Gonatas N K, Stieber A, Mourelatos Z, Chen Y, Gonatas J O, Appel S H, Hays A P, Hickey W F, Hauw J J
Department of Pathology, University of Pennsylvania School of Medicine, Philadelphia 19104-6079.
Am J Pathol. 1992 Mar;140(3):731-7.
The Golgi apparatus (complex) is at the center stage of important functions of processing and transport of plasma membrane, lysosomal, and secreted proteins. The involvement of the Golgi apparatus in the pathogenesis of chronic degenerative diseases of neurons is virtually unknown. In the present study, fragmentation and atrophy of the Golgi apparatus of motor neurons in amyotrophic lateral sclerosis (ALS), has been detected with organelle specific antibodies. Approximately 30% of motor neurons in five ALS patients showed a fragmented Golgi apparatus whereas only about 1% of motor neurons from seven controls with neurologic or systemic disease showed a similar change. Morphometric studies are consistent with the hypothesis that the alteration of the Golgi apparatus is an early event in the pathogenesis of the neuronal degeneration in ALS. Immunocytochemical studies with antibodies against alpha tubulin, tau, and phosphorylated subunits of neurofilament polypeptides did not disclose differences in the staining of neurons with fragmented or normal Golgi apparatus, suggesting that the alteration of the organelle is not secondary to a gross lesion of the cytoskeleton. However, these observations do not rule out the hypothesis that the fragmentation of the Golgi apparatus is secondary to subtle changes of the polypeptides involved in the attachment of membranes of the organelle to the cytoskeleton.

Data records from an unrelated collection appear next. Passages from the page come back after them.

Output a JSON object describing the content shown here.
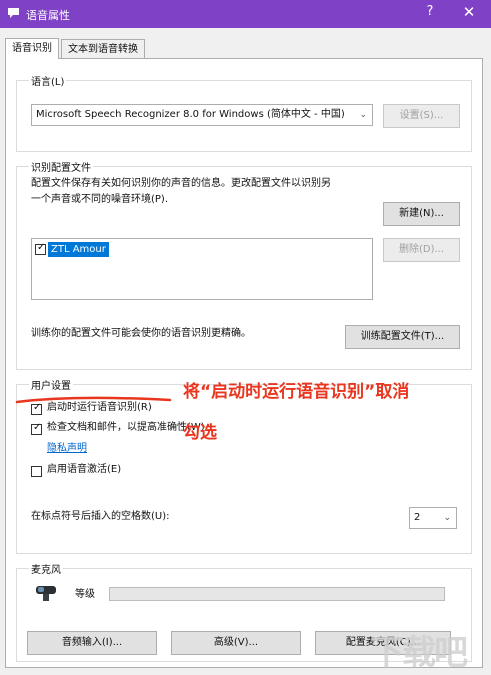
{
  "window": {
    "title": "语音属性",
    "help_glyph": "?",
    "close_glyph": "✕"
  },
  "tabs": [
    {
      "label": "语音识别",
      "active": true
    },
    {
      "label": "文本到语音转换",
      "active": false
    }
  ],
  "language": {
    "legend": "语言(L)",
    "selected": "Microsoft Speech Recognizer 8.0 for Windows (简体中文 - 中国)",
    "settings_button": "设置(S)..."
  },
  "profiles": {
    "legend": "识别配置文件",
    "description": [
      "配置文件保存有关如何识别你的声音的信息。更改配置文件以识别另",
      "一个声音或不同的噪音环境(P)."
    ],
    "new_button": "新建(N)...",
    "delete_button": "删除(D)...",
    "items": [
      {
        "name": "ZTL Amour",
        "checked": true,
        "selected": true
      }
    ],
    "train_text": "训练你的配置文件可能会使你的语音识别更精确。",
    "train_button": "训练配置文件(T)..."
  },
  "user_settings": {
    "legend": "用户设置",
    "run_at_startup": {
      "label": "启动时运行语音识别(R)",
      "checked": true
    },
    "review_docs": {
      "label": "检查文档和邮件，以提高准确性(W)",
      "checked": true
    },
    "privacy_link": "隐私声明",
    "voice_activation": {
      "label": "启用语音激活(E)",
      "checked": false
    },
    "spaces_label": "在标点符号后插入的空格数(U):",
    "spaces_value": "2"
  },
  "microphone": {
    "legend": "麦克风",
    "level_label": "等级",
    "level_fraction": 0,
    "audio_input_button": "音频输入(I)...",
    "advanced_button": "高级(V)...",
    "configure_button": "配置麦克风(C)..."
  },
  "annotation": {
    "line1": "将“启动时运行语音识别”取消",
    "line2": "勾选",
    "color": "#e8361f"
  },
  "watermark": "下载吧",
  "colors": {
    "titlebar": "#7f41c6",
    "selection": "#0078d7",
    "link": "#0066cc"
  }
}
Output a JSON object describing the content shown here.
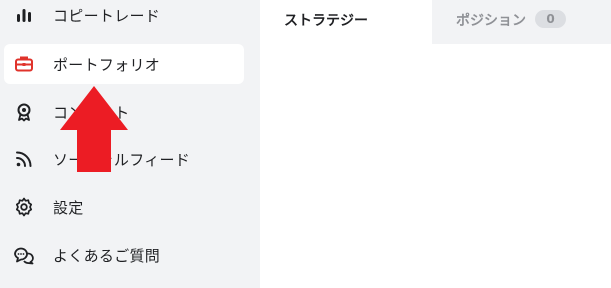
{
  "sidebar": {
    "items": [
      {
        "label": "コピートレード",
        "icon": "bar-chart-icon",
        "active": false
      },
      {
        "label": "ポートフォリオ",
        "icon": "briefcase-icon",
        "active": true
      },
      {
        "label": "コンテスト",
        "icon": "award-icon",
        "active": false
      },
      {
        "label": "ソーシャルフィード",
        "icon": "rss-feed-icon",
        "active": false
      },
      {
        "label": "設定",
        "icon": "gear-icon",
        "active": false
      },
      {
        "label": "よくあるご質問",
        "icon": "chat-bubbles-icon",
        "active": false
      }
    ]
  },
  "tabs": {
    "strategy_label": "ストラテジー",
    "position_label": "ポジション",
    "position_count": "0"
  },
  "colors": {
    "accent_red": "#e0332b",
    "arrow_red": "#ec1c24",
    "sidebar_bg": "#f2f3f5"
  }
}
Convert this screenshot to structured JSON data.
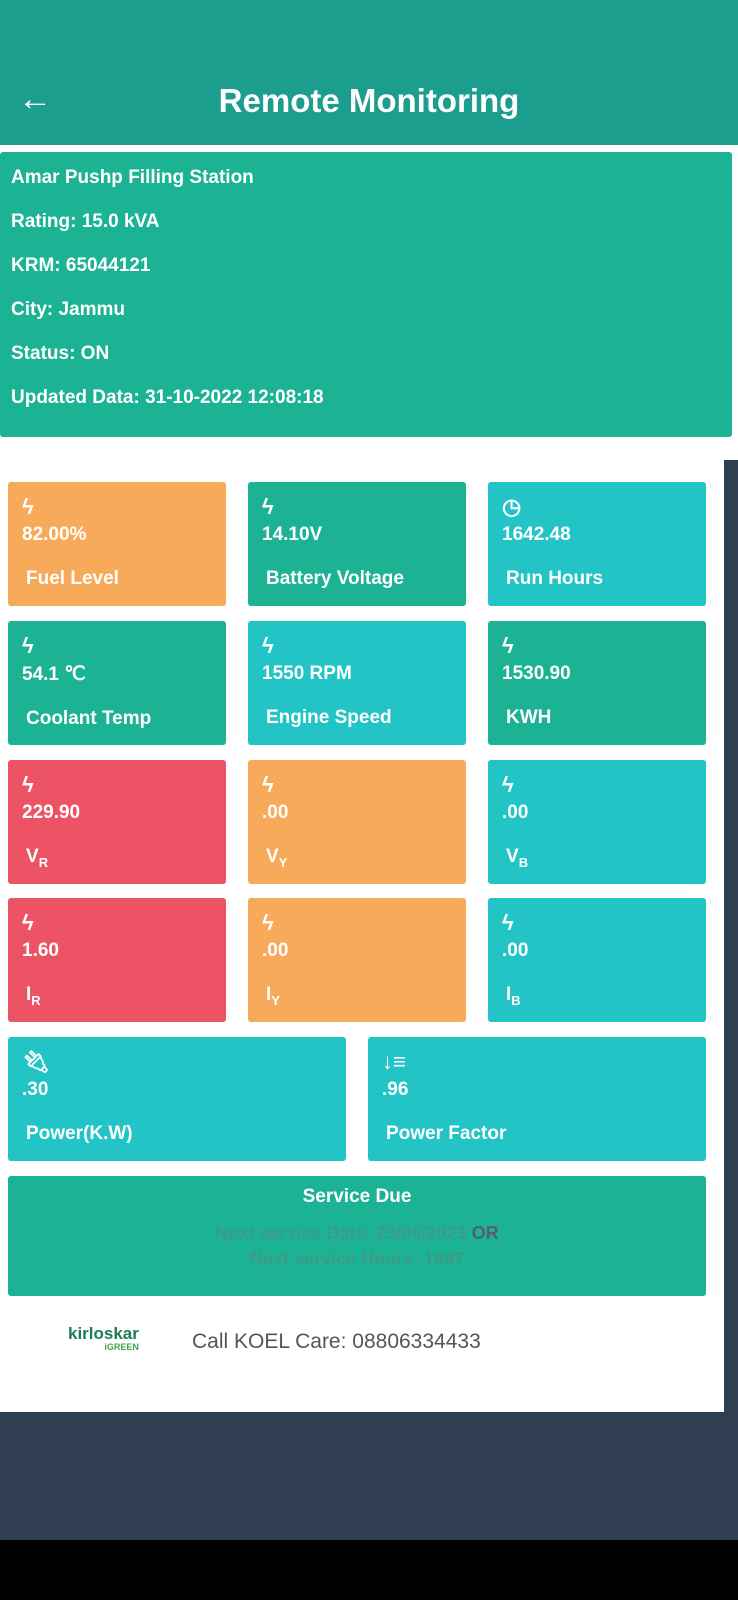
{
  "header": {
    "title": "Remote Monitoring",
    "back_icon": "arrow-left-icon"
  },
  "info": {
    "name": "Amar Pushp Filling Station",
    "rating": "Rating: 15.0 kVA",
    "krm": "KRM: 65044121",
    "city": "City: Jammu",
    "status": "Status: ON",
    "updated": "Updated Data: 31-10-2022 12:08:18"
  },
  "tiles": [
    {
      "value": "82.00%",
      "label": "Fuel Level",
      "icon": "bolt-icon",
      "color": "#f7aa5a"
    },
    {
      "value": "14.10V",
      "label": "Battery Voltage",
      "icon": "bolt-icon",
      "color": "#1cb394"
    },
    {
      "value": "1642.48",
      "label": "Run Hours",
      "icon": "clock-icon",
      "color": "#23c4c6"
    },
    {
      "value": "54.1 ℃",
      "label": "Coolant Temp",
      "icon": "bolt-icon",
      "color": "#1cb394"
    },
    {
      "value": "1550 RPM",
      "label": "Engine Speed",
      "icon": "bolt-icon",
      "color": "#23c4c6"
    },
    {
      "value": "1530.90",
      "label": "KWH",
      "icon": "bolt-icon",
      "color": "#1cb394"
    },
    {
      "value": "229.90",
      "label": "V",
      "sub": "R",
      "icon": "bolt-icon",
      "color": "#ec5466"
    },
    {
      "value": ".00",
      "label": "V",
      "sub": "Y",
      "icon": "bolt-icon",
      "color": "#f7aa5a"
    },
    {
      "value": ".00",
      "label": "V",
      "sub": "B",
      "icon": "bolt-icon",
      "color": "#23c4c6"
    },
    {
      "value": "1.60",
      "label": "I",
      "sub": "R",
      "icon": "bolt-icon",
      "color": "#ec5466"
    },
    {
      "value": ".00",
      "label": "I",
      "sub": "Y",
      "icon": "bolt-icon",
      "color": "#f7aa5a"
    },
    {
      "value": ".00",
      "label": "I",
      "sub": "B",
      "icon": "bolt-icon",
      "color": "#23c4c6"
    },
    {
      "value": ".30",
      "label": "Power(K.W)",
      "icon": "plug-icon",
      "color": "#23c4c6"
    },
    {
      "value": ".96",
      "label": "Power Factor",
      "icon": "sort-amount-down-icon",
      "color": "#23c4c6"
    }
  ],
  "service": {
    "title": "Service Due",
    "date_line": "Next service Date- 23/06/2023",
    "or": "OR",
    "hours_line": "Next service Hours- 1947"
  },
  "footer": {
    "logo": "kirloskar",
    "logo_sub": "iGREEN",
    "care": "Call KOEL Care: 08806334433"
  }
}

高尔基体处于质膜、溶酶体及分泌蛋白加工与运输等重要功能的核心位置。高尔基体与神经元慢性退行性疾病发病机制之间的关联实际上尚不清楚。在本研究中,利用细胞器特异性抗体检测到肌萎缩侧索硬化症(ALS)患者运动神经元的高尔基体出现碎片化和萎缩。五名ALS患者中约30%的运动神经元显示高尔基体碎片化,而七名患有神经或全身性疾病的对照者中只有约1%的运动神经元出现类似变化。形态学研究与以下假说相符,即高尔基体的改变是ALS神经元变性发病机制中的早期事件。使用抗α微管蛋白、tau及神经丝多肽磷酸化亚基的抗体进行免疫细胞化学研究,未发现高尔基体碎片化或正常的神经元在染色上存在差异,这表明细胞器的改变并非继发于细胞骨架的严重损伤。然而,这些观察结果并未排除以下假说,即高尔基体的碎片化继发于参与细胞器膜与细胞骨架附着的多肽的细微变化。